Monday, November 08, 2010
Mark 13 and 14-15: United Between Them
Just reading through Dale C. Allison's The Historical Christ and the Theological Jesus, very interesting read in terms of looking at Allison's intellectual biography that comes through the book.
My interest here is the links that Allison makes between the Marcan eschatological discourse (Mark 13) and the Marcan passion sequence (Mark 14-15). He writes:
"As for the relationship between Mark's account of the crucifixion and Jesus' own expectations, our Evangelist has constructed a striking series of correlations between his eschatological discourse, Mark 13, and the chapters it introduces, 14 as well as 15. 13:24 foretells that the sun will go dark, and this happens when Jesus is on the cross (15:33). 13:2 prophesies that the temple will be destroyed, whereas its veil is torn apart two chapters later (15:38). 13:9 foresees that the disciples will be 'delivered up,' will appear before Jewish councils, will be beaten, and will stand before governors, all of which happens to Jesus soon enough (14:41, 53-65; 15:1-15). 13:35-36 admonishes the disciples to 'watch ... lest the master come and find them sleeping,' and in Gethsemane, after Jesus tells his disciples to 'watch,' he comes and finds them sleeping (14:34-42). These and other parallels reveal that for Mark the eschatological discourse and Passion narrative are of a piece: Jesus' death belongs to eschatology. His demise either foreshadows the latter days, or it inaugurates them" (p. 27).

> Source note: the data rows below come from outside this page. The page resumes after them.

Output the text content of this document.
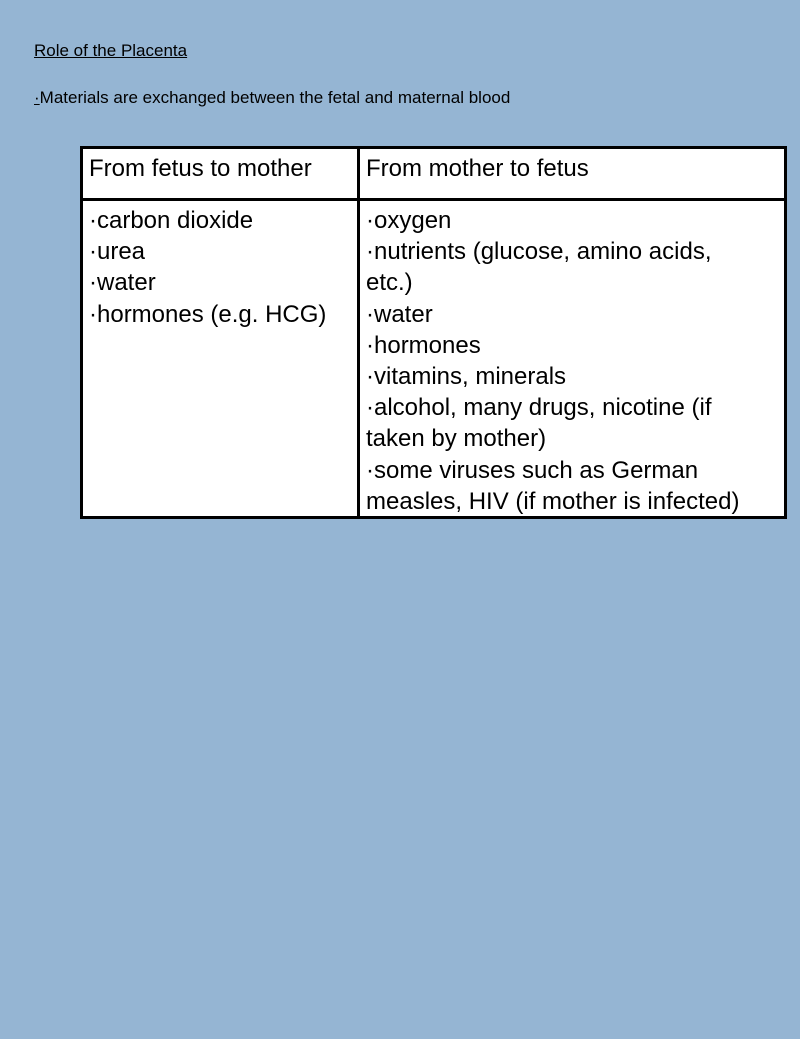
Role of the Placenta
·Materials are exchanged between the fetal and maternal blood
From fetus to mother From mother to fetus
·carbon dioxide
·urea
·water
·hormones (e.g. HCG)
·oxygen
·nutrients (glucose, amino acids,
etc.)
·water
·hormones
·vitamins, minerals
·alcohol, many drugs, nicotine (if
taken by mother)
·some viruses such as German
measles, HIV (if mother is infected)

This observation about the links between Mark 13 and 14-15 is well documented and exploited further (though at times a bit too far) by Peter Bolt's gem of a book The Cross from a Distance: Atonement in Mark's Gospel. Further links can be made with the coming of the Son of Man and the reference to the "abomination of desolation" that Bolt is able to relate to the passion story. It means, in the very least, that Mark 14-15 can be interpreted in light of Mark 13.